I am doing data analysis on a remote server and trying to utilize Makie to produce interactive quick plots. I can’t use GLMakie and using something like Jupyter notebooks remotely is complicated on my cluster. Pretty much the only option I have for quick analysis/plotting is a terminal with interactive Julia session and X11 forwarding through SSH. Is there some package on top of CairoMakie, which sends a plot to Gtk or Qt window, similar to python’s matplotlib? Saving plot to a temporary file and displaying it with ImageView works, but is not very convenient. I tried to follow this example, but it works kind of poorly. PythonPlots works fine for my purpose, but I am trying to get rid of python dependencies in my work. I can’t believe that something like matplotlib Gtk/Qt backends does not exist for Makie.
You can try SixelTerm.jl, like here.
Another idea that I don’t know if will work. You can do CairoMakie.Makie.inline!(false)
, plot something and see if it launches an image viewer. I read about it here
I have this problem at work and my solution is to use a distributed computing setup (Multi-processing and Distributed Computing · The Julia Language) where I do most of my work locally, but pass high-resource parts of the code to worker node(s) that’s defined on the server. The steps are:
- Set up my code and run Julia locally
- Load Distributed.jl and initiate a worker node on server (the same version of Julia must be installed on the server)
- Also have a network drive mapped through which I can access small files from the server as needed
- Have a config file (~/.julia/config/startup.jl) existing at both locations where certain environment variables are set so that Julia can work with network paths seamlessly whether it’s running locally or on the server
- Run my code locally and visualize things however I like, except use remotecall_fetch or @spawnat to access and work with large files or to do CPU-intensive work, then fetch back an aggregate, or small part of the result as needed, to my local session for for visualization
It adds complication to parts of the code unforuntately, but besides that I’ve found this to be a very satisfactory solution.

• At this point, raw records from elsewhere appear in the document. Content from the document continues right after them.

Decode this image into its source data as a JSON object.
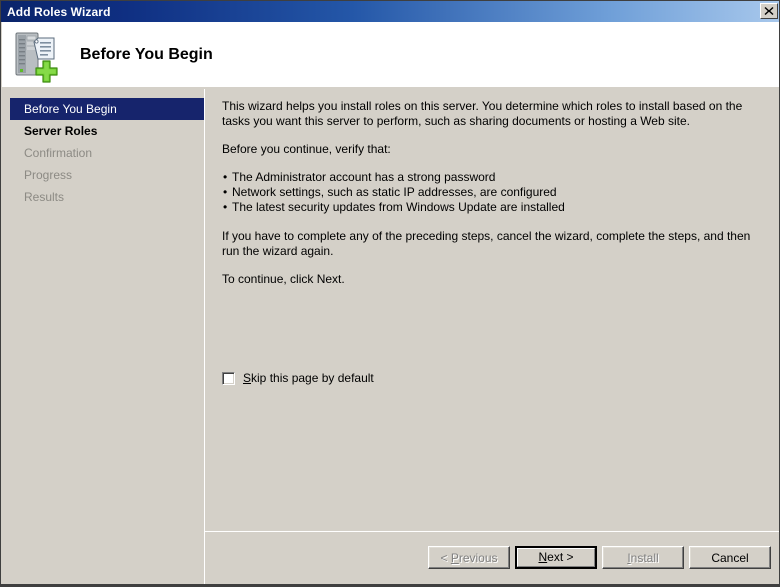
{
  "window": {
    "title": "Add Roles Wizard",
    "close_icon": "close-icon"
  },
  "header": {
    "title": "Before You Begin",
    "icon": "server-add-role-icon"
  },
  "sidebar": {
    "items": [
      {
        "label": "Before You Begin",
        "state": "active"
      },
      {
        "label": "Server Roles",
        "state": "pending"
      },
      {
        "label": "Confirmation",
        "state": "disabled"
      },
      {
        "label": "Progress",
        "state": "disabled"
      },
      {
        "label": "Results",
        "state": "disabled"
      }
    ]
  },
  "content": {
    "intro": "This wizard helps you install roles on this server. You determine which roles to install based on the tasks you want this server to perform, such as sharing documents or hosting a Web site.",
    "verify_heading": "Before you continue, verify that:",
    "verify_items": [
      "The Administrator account has a strong password",
      "Network settings, such as static IP addresses, are configured",
      "The latest security updates from Windows Update are installed"
    ],
    "cancel_note": "If you have to complete any of the preceding steps, cancel the wizard, complete the steps, and then run the wizard again.",
    "continue_note": "To continue, click Next.",
    "skip_checkbox": {
      "accel": "S",
      "label_rest": "kip this page by default",
      "checked": false
    }
  },
  "footer": {
    "buttons": [
      {
        "name": "previous",
        "prefix": "< ",
        "accel": "P",
        "suffix": "revious",
        "disabled": true
      },
      {
        "name": "next",
        "prefix": "",
        "accel": "N",
        "suffix": "ext >",
        "disabled": false
      },
      {
        "name": "install",
        "prefix": "",
        "accel": "I",
        "suffix": "nstall",
        "disabled": true
      },
      {
        "name": "cancel",
        "prefix": "",
        "accel": "",
        "suffix": "Cancel",
        "disabled": false
      }
    ]
  },
  "colors": {
    "titlebar_start": "#0a246a",
    "titlebar_end": "#a8c8ec",
    "nav_active_bg": "#16246c",
    "dialog_bg": "#d4d0c8",
    "disabled_text": "#8c8a84",
    "accent_green": "#5dbb28"
  }
}
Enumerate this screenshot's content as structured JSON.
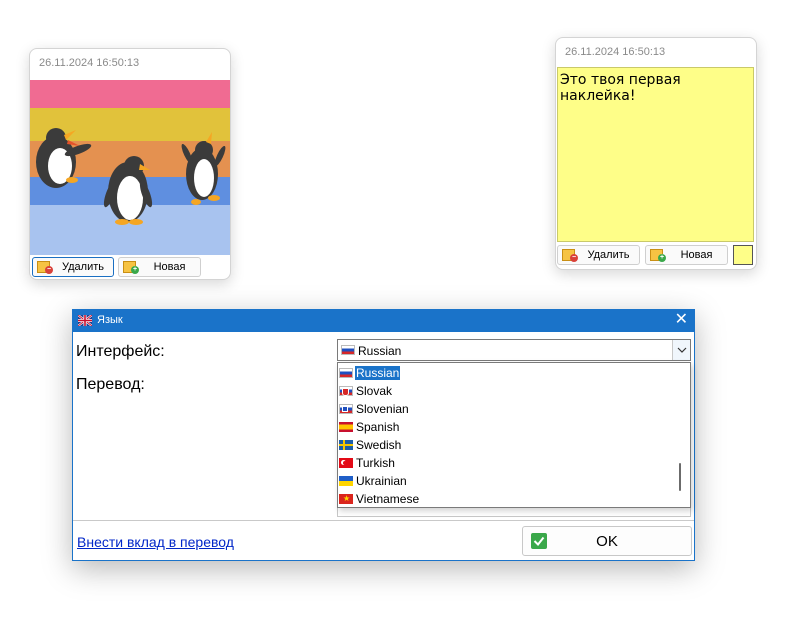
{
  "note1": {
    "date": "26.11.2024 16:50:13",
    "delete_label": "Удалить",
    "new_label": "Новая",
    "stripe_colors": [
      "#f06b92",
      "#e1c23b",
      "#e49150",
      "#5f8fe0",
      "#a8c3ef"
    ]
  },
  "note2": {
    "date": "26.11.2024 16:50:13",
    "text": "Это твоя первая наклейка!",
    "delete_label": "Удалить",
    "new_label": "Новая",
    "color": "#fefe88"
  },
  "dialog": {
    "title": "Язык",
    "close_glyph": "✕",
    "interface_label": "Интерфейс:",
    "translation_label": "Перевод:",
    "selected_language": "Russian",
    "languages": [
      "Russian",
      "Slovak",
      "Slovenian",
      "Spanish",
      "Swedish",
      "Turkish",
      "Ukrainian",
      "Vietnamese"
    ],
    "contribute_link": "Внести вклад в перевод",
    "ok_label": "OK",
    "accent_color": "#1a73c9"
  }
}
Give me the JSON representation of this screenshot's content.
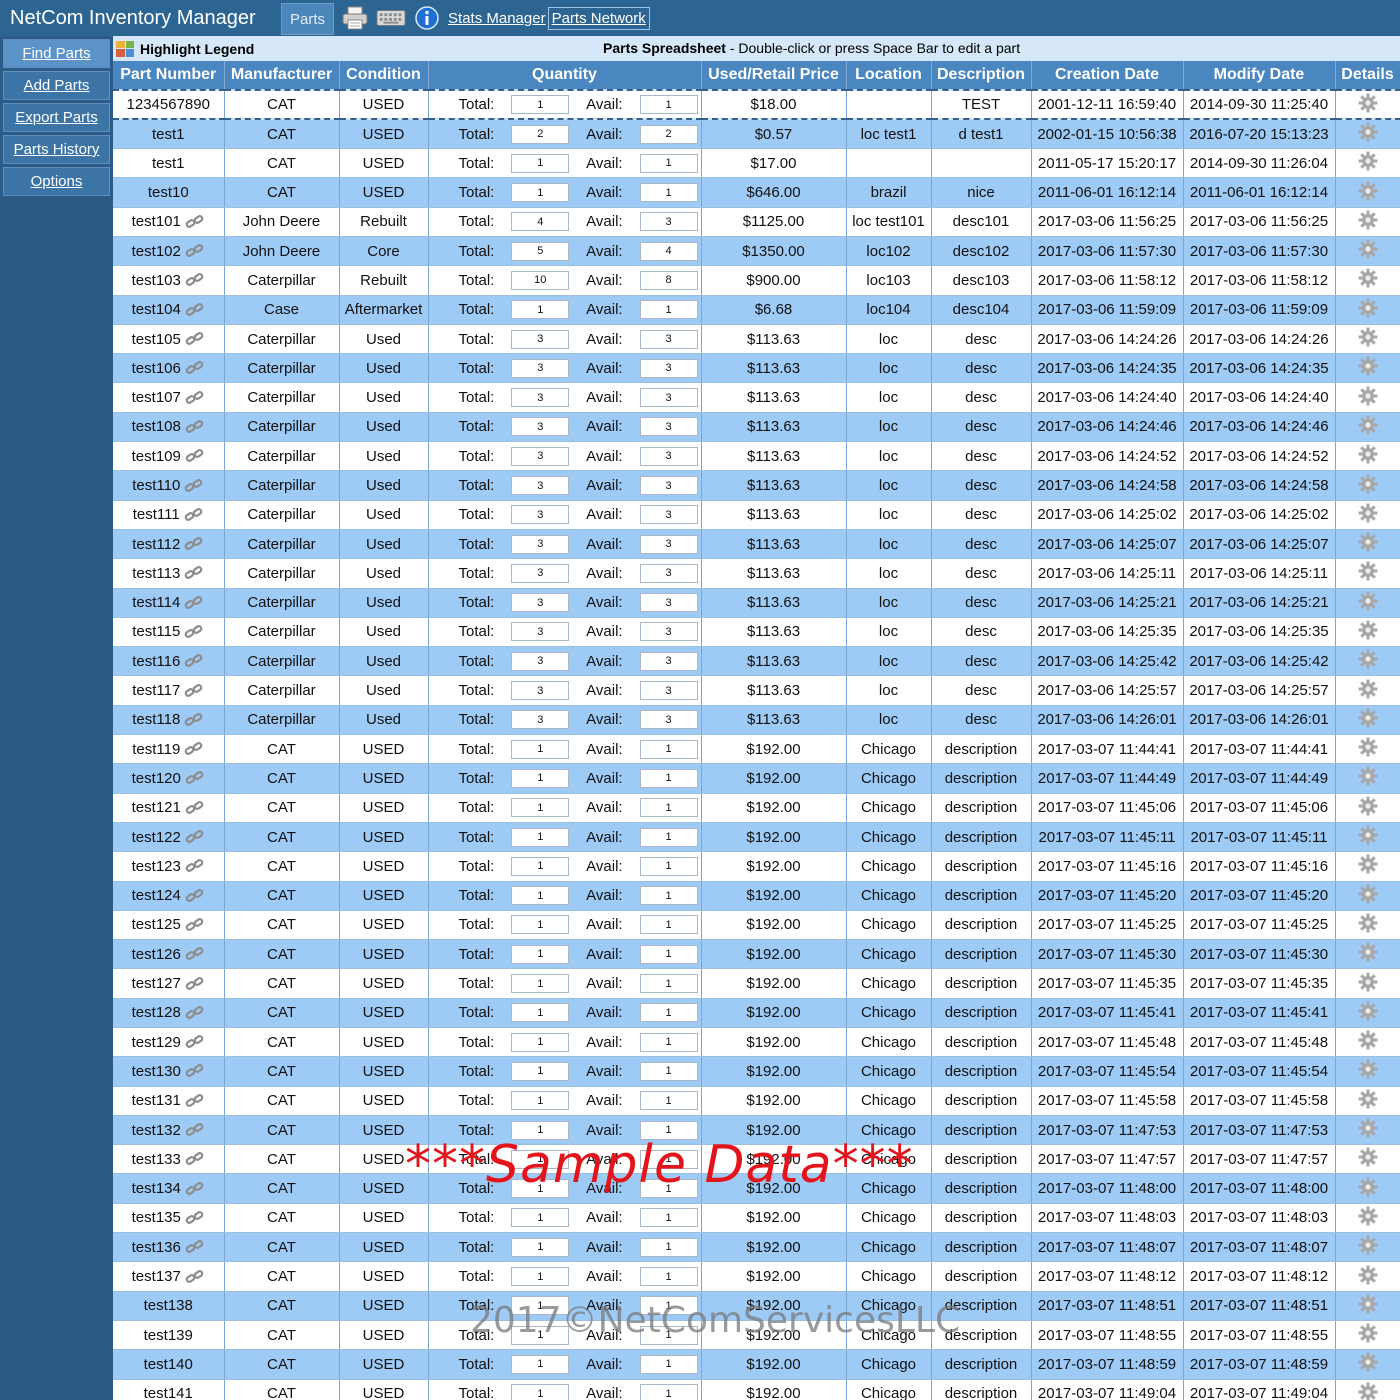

If you can ssh forward, you should be able to use wglmakie…that should be much easier than other solutions. Or x forward glmakie, which should also work with most servers.
Hi some discussions also here:
https://julialang.zulipchat.com/#narrow/stream/137791-general/topic/remote.20plotting
I especially like the solution using RemoteREPL.jl.
There is also an example on the docs
As a tip, take care to reproduce the environment you have on the server locally, because otherwise you will not be able to locally evaluate types that are only known in the remote session. Then just add GLMakie on top and happy plotting
Thank you all who responded. Keeping data remotely and making plots locally is not an option for me, because my cluster is behind a bastion login node and passwordless access is not allowed. Besides, size of data for some plots is not small for frequent transfers over network. I need to run julia and plots remotely. X11 forwarding works. GLMakie does not work, because OpenGL drivers installed on the cluster are too old and I can’t change this. None of terminals installed on my workstation supports Sixel and I also can’t change this. Makie.inline!(false)
works, but allows only one window with plots at a time, which is a pity limitation. It also creates a temporary file in the packages
area, which is against julia philosophy as far as I understand (should not scratch spaces be used for such purpose?). The most flexible way in my situation is still to produce temporary png
files and display them with image viewer. Or keep using PythonPlots for interactive plotting.
What about port forwarding with ssh & WGLMakie?
as long as you can ssh, RemoteREPL.jl should also work. some altenatives are also in the docs How To · RemoteREPL.jl
I tried WGLMakie, but no plots show up and no error messages. I don’t know why could this happen.
EDIT: I think, there is just no GUI browser installed on the cluster.